Köln Sagte Kölns Oberbürgermeisterin Reker die Unwahrheit?

Köln · Als sich die Kölner Oberbürgermeisterin Henriette Reker und Polizeipräsident Wolfgang Albers am 5. Januar den Fragen der Journalisten zu den Vorfällen in der Silvesternacht stellten, ahnte wohl keiner der beiden, dass einer von ihnen am Ende der Woche seinen Hut würde nehmen müssen - unter anderem wegen dieser Pressekonferenz. Beide beteuerten, dass ihnen keine Hinweise auf die Täter vorlägen. Reker erklärte, dass es absolut unzulässig sei, die Geschehnisse mit Flüchtlingen in Verbindung zu bringen.

Während Albers wegen dieser vermeintlichen Fehlinformationen so stark unter Druck geriet, dass Innenminister Ralf Jäger (SPD) ihn drei Tage später in den Ruhestand versetzte, warf man Reker nicht vor, Informationen aus politischen Gründen zurückgehalten zu haben. Bei ihr konzentrierte sich die Kritik auf ihre Verhaltensregeln für Frauen, wonach sie bei Großveranstaltungen in der Öffentlichkeit "eine Armlänge" Abstand zu fremden Männern halten sollten. Eine unglückliche Formulierung, für die sie Hohn und Spott erntete - mehr aber nicht. Vertuschung wurde ihr nicht vorgeworfen; anders Albers, der deswegen sein Amt verliert.

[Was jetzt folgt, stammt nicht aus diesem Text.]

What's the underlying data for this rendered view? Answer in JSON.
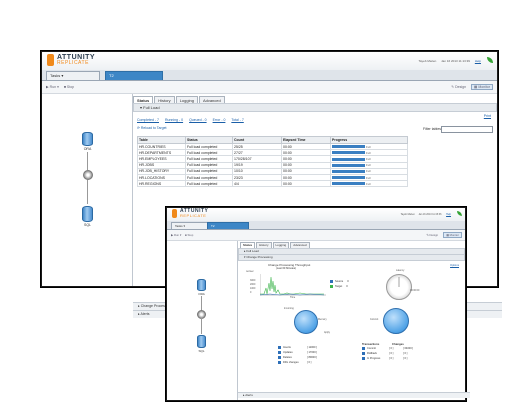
{
  "brand": {
    "name": "ATTUNITY",
    "sub": "REPLICATE"
  },
  "window1": {
    "header": {
      "user": "Tayeb Mazen",
      "datetime": "Jan 16 2013 11:13:39",
      "help": "Help"
    },
    "tabs": [
      {
        "label": "Tasks"
      },
      {
        "label": "T2"
      }
    ],
    "toolbar": {
      "run": "Run",
      "stop": "Stop",
      "design": "Design",
      "monitor": "Monitor"
    },
    "endpoints": {
      "source": "ORA",
      "target": "SQL"
    },
    "main_tabs": [
      {
        "label": "Status"
      },
      {
        "label": "History"
      },
      {
        "label": "Logging"
      },
      {
        "label": "Advanced"
      }
    ],
    "section": "Full Load",
    "print_link": "Print",
    "filters": [
      "Completed - 7",
      "Running - 0",
      "Queued - 0",
      "Error - 0",
      "Total - 7"
    ],
    "reload": "Reload to Target",
    "filter_label": "Filter tables:",
    "table": {
      "headers": [
        "Table",
        "Status",
        "Count",
        "Elapsed Time",
        "Progress"
      ],
      "rows": [
        {
          "table": "HR.COUNTRIES",
          "status": "Full load completed",
          "count": "25/25",
          "elapsed": "00:00",
          "progress": 1.0,
          "progress_label": "Full"
        },
        {
          "table": "HR.DEPARTMENTS",
          "status": "Full load completed",
          "count": "27/27",
          "elapsed": "00:00",
          "progress": 1.0,
          "progress_label": "Full"
        },
        {
          "table": "HR.EMPLOYEES",
          "status": "Full load completed",
          "count": "170/28/107",
          "elapsed": "00:00",
          "progress": 1.0,
          "progress_label": "Full"
        },
        {
          "table": "HR.JOBS",
          "status": "Full load completed",
          "count": "19/19",
          "elapsed": "00:00",
          "progress": 1.0,
          "progress_label": "Full"
        },
        {
          "table": "HR.JOB_HISTORY",
          "status": "Full load completed",
          "count": "10/10",
          "elapsed": "00:00",
          "progress": 1.0,
          "progress_label": "Full"
        },
        {
          "table": "HR.LOCATIONS",
          "status": "Full load completed",
          "count": "23/23",
          "elapsed": "00:00",
          "progress": 1.0,
          "progress_label": "Full"
        },
        {
          "table": "HR.REGIONS",
          "status": "Full load completed",
          "count": "4/4",
          "elapsed": "00:00",
          "progress": 1.0,
          "progress_label": "Full"
        }
      ]
    },
    "bottom": [
      "Change Processing",
      "Alerts"
    ]
  },
  "window2": {
    "header": {
      "user": "Tayeb Mazen",
      "datetime": "Jan 16 2013 11:15:36",
      "help": "Help"
    },
    "tabs": [
      {
        "label": "Tasks"
      },
      {
        "label": "T2"
      }
    ],
    "toolbar": {
      "run": "Run",
      "stop": "Stop",
      "design": "Design",
      "monitor": "Monitor"
    },
    "endpoints": {
      "source": "ORA",
      "target": "SQL"
    },
    "main_tabs": [
      {
        "label": "Status"
      },
      {
        "label": "History"
      },
      {
        "label": "Logging"
      },
      {
        "label": "Advanced"
      }
    ],
    "sections": [
      "Full Load",
      "Change Processing"
    ],
    "chart_link": "Options",
    "throughput": {
      "title": "Change Processing Throughput",
      "subtitle": "(Last 60 Minutes)",
      "ylabel": "rec/sec",
      "yticks": [
        "3000",
        "2000",
        "1000",
        "0"
      ],
      "xlabel": "Time",
      "series": [
        {
          "name": "Source",
          "value": "0",
          "color": "#2d6fb8"
        },
        {
          "name": "Target",
          "value": "0",
          "color": "#3cb44b"
        }
      ]
    },
    "latency": {
      "label": "Latency",
      "value": "00:00:00"
    },
    "pie_left": {
      "top": "Incoming",
      "left": "Apply",
      "right": "Memory"
    },
    "pie_right": {
      "left": "Commit"
    },
    "stats_left": [
      {
        "label": "Inserts",
        "value": "[ 11000 ]"
      },
      {
        "label": "Updates",
        "value": "[ 17000 ]"
      },
      {
        "label": "Deletes",
        "value": "[ 80000 ]"
      },
      {
        "label": "DDL changes",
        "value": "[ 0 ]"
      }
    ],
    "stats_right_headers": [
      "Transactions",
      "Changes"
    ],
    "stats_right": [
      {
        "label": "Commit",
        "v1": "[ 0 ]",
        "v2": "[ 64000 ]"
      },
      {
        "label": "Rollback",
        "v1": "[ 0 ]",
        "v2": "[ 0 ]"
      },
      {
        "label": "In Progress",
        "v1": "[ 0 ]",
        "v2": "[ 0 ]"
      }
    ],
    "bottom": [
      "Alerts"
    ]
  },
  "colors": {
    "accent": "#3d86c6",
    "brand_orange": "#f08a1c",
    "progress": "#3a7fc2",
    "leaf": "#35a335"
  }
}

Doch schon am Tag nach der Pressekonferenz sickerte durch, dass die Polizei sehr wohl Hinweise darauf hatte, dass Flüchtlinge unter den Tatverdächtigen waren. Ein Einsatzbericht enthüllt, dass es in der Silvesternacht am Kölner Hauptbahnhof 71 Personalienfeststellungen durch die Polizei und zehn Platzverweise gegeben hat. Zudem wurden vier mutmaßliche Täter vorläufig festgenommen und 32 Anzeigen von Opfern gestellt. Gefertigt wurde dieses Protokoll bereits am 2. Januar, also drei Tage vor der Pressekonferenz.

Doch noch am 8. Januar erklärte Reker in einer Pressemitteilung, von dem Einsatzbericht zum Zeitpunkt der Pressekonferenz nichts gewusst zu haben. Sie habe erst am Abend des 7. Januar aus den Medien davon erfahren. Sie wirft der Polizei stattdessen vor, sie nicht ausreichend informiert zu haben über die Tatverdächtigen. "Es irritiert mich insofern, als dass ich den Kölner Polizeipräsidenten und die Kölner Polizeiführung bereits am Dienstag (5. Januar) um eine detaillierte Lagedarstellung gebeten habe", erklärt sie in der Mitteilung. "Insofern ist mit meinem heutigen Kenntnisstand das Vertrauensverhältnis zur Kölner Polizeiführung erheblich erschüttert." Als diese Pressemitteilung veröffentlicht wurde, war Albers schon von Innenminister Ralf Jäger in den Ruhestand versetzt worden. Der NRW-Vorsitzende der Gewerkschaft der Polizei, Arnold Plickert, wirft Reker deswegen einen schlechten Stil vor. "Man tritt nicht noch nach, wenn jemand schon auf dem Boden liegt", so Plickert.

Aus Polizeikreisen wird Reker sogar vorgeworfen, dass ihre Angaben nicht richtig seien. "Sie hat offenbar gelogen", sagt ein Ermittler. Ganz so weit will man in Reihen der Kölner Politik bislang nicht gehen. "Ich kenne Frau Reker seit vielen Jahren. Dass sie bewusst die Unwahrheit gesagt hat, glaube ich nicht", sagt ein Mitglied des Kölner Stadtrates, das anonym bleiben möchte.